There was just one way she knew to get through to him.
‘Keir…’ Deliberately she gentled her voice, making it softly sensual. ‘Darling, don’t be like this…’
She wasn’t sure which startled him the most. The murmured endearment or the gentle hand she laid on his. But she couldn’t be unaware of his reaction, seeing it in the sudden widening of his dark eyes. It was there under her fingertips too, in the tension that stiffened his muscles against her, the threat of rejection that he only just controlled in time. She knew how tempted he was to repulse her gesture in a response that would be totally inappropriate to the impression they were trying to create, and she knew just as surely exactly when he decided not to use it.
‘I’m sorry.’ It was a low, deep sigh. ‘I’m just a bear with a sore head today.’
‘A sore head!’
It was Sienna’s mother who had caught the comment, her laughter-warmed tones lightening the atmosphere dramatically as she echoed his words, leaning forward to smile into Keir’s dark, shuttered face.

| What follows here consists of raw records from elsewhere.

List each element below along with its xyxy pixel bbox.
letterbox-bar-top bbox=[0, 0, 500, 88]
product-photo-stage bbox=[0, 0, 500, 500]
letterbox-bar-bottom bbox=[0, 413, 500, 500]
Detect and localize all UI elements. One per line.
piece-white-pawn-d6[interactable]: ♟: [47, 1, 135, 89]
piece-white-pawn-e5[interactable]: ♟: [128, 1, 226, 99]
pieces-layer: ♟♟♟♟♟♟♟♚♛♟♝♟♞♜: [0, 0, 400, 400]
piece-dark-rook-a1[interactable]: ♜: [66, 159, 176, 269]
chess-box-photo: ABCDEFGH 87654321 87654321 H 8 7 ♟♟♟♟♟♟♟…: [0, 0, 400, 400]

‘Would that be the result of rather too exuberant a stag night last night, son-in-law?’ she asked teasingly. ‘I would have thought you and your friends’d have more sense…’
‘Now don’t blame me!’ James, the best man, joined in on a note of amused protest. ‘Whatever Keir got up to last night, he did it on his own! And as for a stag night, all we had was a very sedate meal together at the beginning of the week, so you can’t hold me responsible for the way he’s feeling today. Unless you had some sort of debauched evening that you didn’t invite me along to, you rogue,’ he added, with a none too subtle dig of his elbow into Keir’s ribs.